The Fury rolled to port, a mistake at stall speed. If he had continued a full power dive, he might have gotten close to the ground and pulled out at the last moment. A Warhawk wouldn't be able to match such a maneuver.

Paladin didn't hesitate to exploit his enemy's error. The instant the Fury lined up in his sights, he opened fire with the outer pair of .60-caliber guns. Bullets streaked past the Fury's wingtip.

He let all four guns blaze. The noise was defending—louder than the trio of engines at full speed. The Warhawk's frame shuddered, but Paladin held her steady in the dive, ruddered over, and let the torrent of bullets spray across the Fury. A moment later, amid a fountain of red paint chips, the Fury fell—her snake decorations obliterated by the dark, smoking pockmarks of bullet impacts, both wings chewed off.

Paladin rolled and pulled back on the stick, easing out of the dive. He cast a glance over his shoulder and glimpsed what was left of the Fury's fuselage spiraling toward the airfield.

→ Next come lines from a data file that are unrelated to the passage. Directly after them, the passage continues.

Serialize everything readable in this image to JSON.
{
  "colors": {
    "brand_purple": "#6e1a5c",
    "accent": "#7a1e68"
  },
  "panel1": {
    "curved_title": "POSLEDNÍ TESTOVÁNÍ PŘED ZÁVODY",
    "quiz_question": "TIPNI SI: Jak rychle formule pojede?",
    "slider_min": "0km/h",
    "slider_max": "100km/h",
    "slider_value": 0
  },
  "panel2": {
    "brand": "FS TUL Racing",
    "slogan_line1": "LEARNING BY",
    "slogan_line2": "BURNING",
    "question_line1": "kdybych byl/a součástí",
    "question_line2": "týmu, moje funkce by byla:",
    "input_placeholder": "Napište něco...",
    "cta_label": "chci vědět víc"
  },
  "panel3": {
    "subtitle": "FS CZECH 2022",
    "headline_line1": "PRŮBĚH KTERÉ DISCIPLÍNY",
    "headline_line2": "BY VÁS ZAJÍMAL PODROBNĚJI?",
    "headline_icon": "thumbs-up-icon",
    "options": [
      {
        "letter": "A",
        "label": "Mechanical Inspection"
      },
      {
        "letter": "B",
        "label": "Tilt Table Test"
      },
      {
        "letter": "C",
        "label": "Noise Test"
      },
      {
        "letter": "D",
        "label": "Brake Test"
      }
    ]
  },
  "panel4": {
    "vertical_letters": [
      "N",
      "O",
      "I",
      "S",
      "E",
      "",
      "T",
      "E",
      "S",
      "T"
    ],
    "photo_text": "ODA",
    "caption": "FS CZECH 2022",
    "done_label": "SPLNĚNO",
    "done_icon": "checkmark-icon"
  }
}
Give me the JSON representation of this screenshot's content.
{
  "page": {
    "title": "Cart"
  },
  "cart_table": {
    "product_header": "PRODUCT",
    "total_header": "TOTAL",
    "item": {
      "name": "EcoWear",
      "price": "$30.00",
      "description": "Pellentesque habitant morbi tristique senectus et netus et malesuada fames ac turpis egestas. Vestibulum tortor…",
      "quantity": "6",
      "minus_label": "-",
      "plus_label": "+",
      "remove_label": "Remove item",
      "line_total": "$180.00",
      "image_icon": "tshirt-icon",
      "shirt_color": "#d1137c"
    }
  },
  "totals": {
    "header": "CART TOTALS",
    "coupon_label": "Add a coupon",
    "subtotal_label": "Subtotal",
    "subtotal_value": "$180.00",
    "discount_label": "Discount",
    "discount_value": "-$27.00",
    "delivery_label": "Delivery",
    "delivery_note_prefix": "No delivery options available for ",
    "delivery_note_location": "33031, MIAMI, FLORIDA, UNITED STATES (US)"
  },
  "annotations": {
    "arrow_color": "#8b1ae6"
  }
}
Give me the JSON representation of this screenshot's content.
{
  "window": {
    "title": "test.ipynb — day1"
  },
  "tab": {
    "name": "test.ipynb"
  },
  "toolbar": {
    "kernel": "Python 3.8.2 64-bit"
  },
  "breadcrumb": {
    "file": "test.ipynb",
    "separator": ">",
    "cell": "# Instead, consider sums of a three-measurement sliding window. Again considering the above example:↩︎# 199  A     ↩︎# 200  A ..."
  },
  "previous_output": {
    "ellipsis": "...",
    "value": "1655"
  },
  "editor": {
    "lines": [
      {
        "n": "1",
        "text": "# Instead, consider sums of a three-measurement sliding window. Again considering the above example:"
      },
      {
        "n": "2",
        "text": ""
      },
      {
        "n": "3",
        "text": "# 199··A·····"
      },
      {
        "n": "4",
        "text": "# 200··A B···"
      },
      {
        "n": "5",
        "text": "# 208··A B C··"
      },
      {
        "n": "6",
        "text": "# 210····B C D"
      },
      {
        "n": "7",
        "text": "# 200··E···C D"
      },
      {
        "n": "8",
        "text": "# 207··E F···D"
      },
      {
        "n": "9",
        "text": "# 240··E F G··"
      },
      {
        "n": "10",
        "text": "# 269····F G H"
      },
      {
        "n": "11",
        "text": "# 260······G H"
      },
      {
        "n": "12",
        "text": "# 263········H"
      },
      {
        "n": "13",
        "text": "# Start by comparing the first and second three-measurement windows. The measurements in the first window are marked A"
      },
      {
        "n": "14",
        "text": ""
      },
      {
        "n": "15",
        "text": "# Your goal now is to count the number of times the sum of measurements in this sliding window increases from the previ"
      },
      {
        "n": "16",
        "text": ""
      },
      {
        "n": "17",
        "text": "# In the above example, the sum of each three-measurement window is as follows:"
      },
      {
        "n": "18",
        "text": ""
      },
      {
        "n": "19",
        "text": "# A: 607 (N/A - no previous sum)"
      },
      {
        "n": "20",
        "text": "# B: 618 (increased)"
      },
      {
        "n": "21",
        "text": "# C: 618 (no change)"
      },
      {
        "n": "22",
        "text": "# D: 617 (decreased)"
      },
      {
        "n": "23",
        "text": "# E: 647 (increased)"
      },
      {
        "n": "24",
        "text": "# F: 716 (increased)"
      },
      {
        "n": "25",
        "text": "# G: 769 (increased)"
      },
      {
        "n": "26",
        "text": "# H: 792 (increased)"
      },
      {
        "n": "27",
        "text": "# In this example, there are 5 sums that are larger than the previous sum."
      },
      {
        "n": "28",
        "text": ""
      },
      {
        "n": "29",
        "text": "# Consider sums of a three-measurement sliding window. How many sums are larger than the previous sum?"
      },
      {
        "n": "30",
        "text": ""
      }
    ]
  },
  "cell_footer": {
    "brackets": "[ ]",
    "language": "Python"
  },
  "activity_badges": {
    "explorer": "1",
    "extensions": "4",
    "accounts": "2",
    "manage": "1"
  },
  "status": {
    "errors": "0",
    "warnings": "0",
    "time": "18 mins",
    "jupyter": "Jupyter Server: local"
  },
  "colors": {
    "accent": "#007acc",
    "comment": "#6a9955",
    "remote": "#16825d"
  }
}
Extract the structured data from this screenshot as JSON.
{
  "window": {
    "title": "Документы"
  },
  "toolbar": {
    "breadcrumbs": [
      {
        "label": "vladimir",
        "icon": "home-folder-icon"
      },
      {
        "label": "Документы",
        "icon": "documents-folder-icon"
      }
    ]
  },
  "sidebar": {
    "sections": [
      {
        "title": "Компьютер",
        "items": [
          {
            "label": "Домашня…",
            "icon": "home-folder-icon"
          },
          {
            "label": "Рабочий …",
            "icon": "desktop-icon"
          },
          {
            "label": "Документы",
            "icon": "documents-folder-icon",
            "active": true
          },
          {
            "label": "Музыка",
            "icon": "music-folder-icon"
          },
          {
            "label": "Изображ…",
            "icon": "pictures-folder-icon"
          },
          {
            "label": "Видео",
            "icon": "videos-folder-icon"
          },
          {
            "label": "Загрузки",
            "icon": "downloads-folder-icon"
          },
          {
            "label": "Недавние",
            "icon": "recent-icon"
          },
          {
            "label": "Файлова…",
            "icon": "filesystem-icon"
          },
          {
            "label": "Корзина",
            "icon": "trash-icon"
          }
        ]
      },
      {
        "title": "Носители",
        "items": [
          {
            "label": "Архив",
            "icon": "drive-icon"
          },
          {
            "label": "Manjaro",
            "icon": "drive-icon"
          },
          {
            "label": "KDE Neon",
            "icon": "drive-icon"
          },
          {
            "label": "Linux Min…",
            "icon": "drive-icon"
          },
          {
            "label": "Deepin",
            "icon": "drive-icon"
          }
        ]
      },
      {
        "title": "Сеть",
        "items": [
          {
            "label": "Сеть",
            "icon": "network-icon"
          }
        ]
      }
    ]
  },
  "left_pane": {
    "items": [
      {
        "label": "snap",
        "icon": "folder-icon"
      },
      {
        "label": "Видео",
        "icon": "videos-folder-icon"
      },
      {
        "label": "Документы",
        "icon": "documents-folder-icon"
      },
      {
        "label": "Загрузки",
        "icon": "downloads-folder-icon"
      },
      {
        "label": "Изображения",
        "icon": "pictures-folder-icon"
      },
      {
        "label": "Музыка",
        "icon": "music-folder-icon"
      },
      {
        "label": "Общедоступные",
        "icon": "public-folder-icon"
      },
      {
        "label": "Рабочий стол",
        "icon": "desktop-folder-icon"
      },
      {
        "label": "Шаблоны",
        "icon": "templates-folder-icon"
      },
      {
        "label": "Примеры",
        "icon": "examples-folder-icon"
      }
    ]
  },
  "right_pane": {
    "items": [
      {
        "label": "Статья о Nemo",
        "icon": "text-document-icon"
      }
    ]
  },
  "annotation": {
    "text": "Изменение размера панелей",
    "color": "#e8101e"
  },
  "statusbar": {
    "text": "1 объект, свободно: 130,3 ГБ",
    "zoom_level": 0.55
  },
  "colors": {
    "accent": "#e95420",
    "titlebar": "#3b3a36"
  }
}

He looked away. He wasn't squeamish by any means, but there were dogfights in every direction, whirling pieces of metal, clouds of smoke and tracers whistling past his cockpit—he had to get out of here.

Paladin spied a clear piece of sky and nosed "Lightning Girl" in that direction. He sailed over Dalewick Airfield, not more than a hundred feet off the ground. The radio shack was on fire.

"Ladies and gentlemen," the radio announced. "Cease fire. That was an excellent demonstration of skill and daring. We regret that we only have a limited amount of berths for your fighters, and that we had to resort to such a drastic selection method. But as they say: to the victors go the spoils."

Overhead, a shadow darkened the clouds, which parted as a massive zeppelin began its descent. Mounted within the observation deck were a dozen machine gun nests and the gleaming noses of a hundred rockets.

"3-Delta-475, please climb to one thousand feet and proceed to dock. Welcome aboard the George Washington."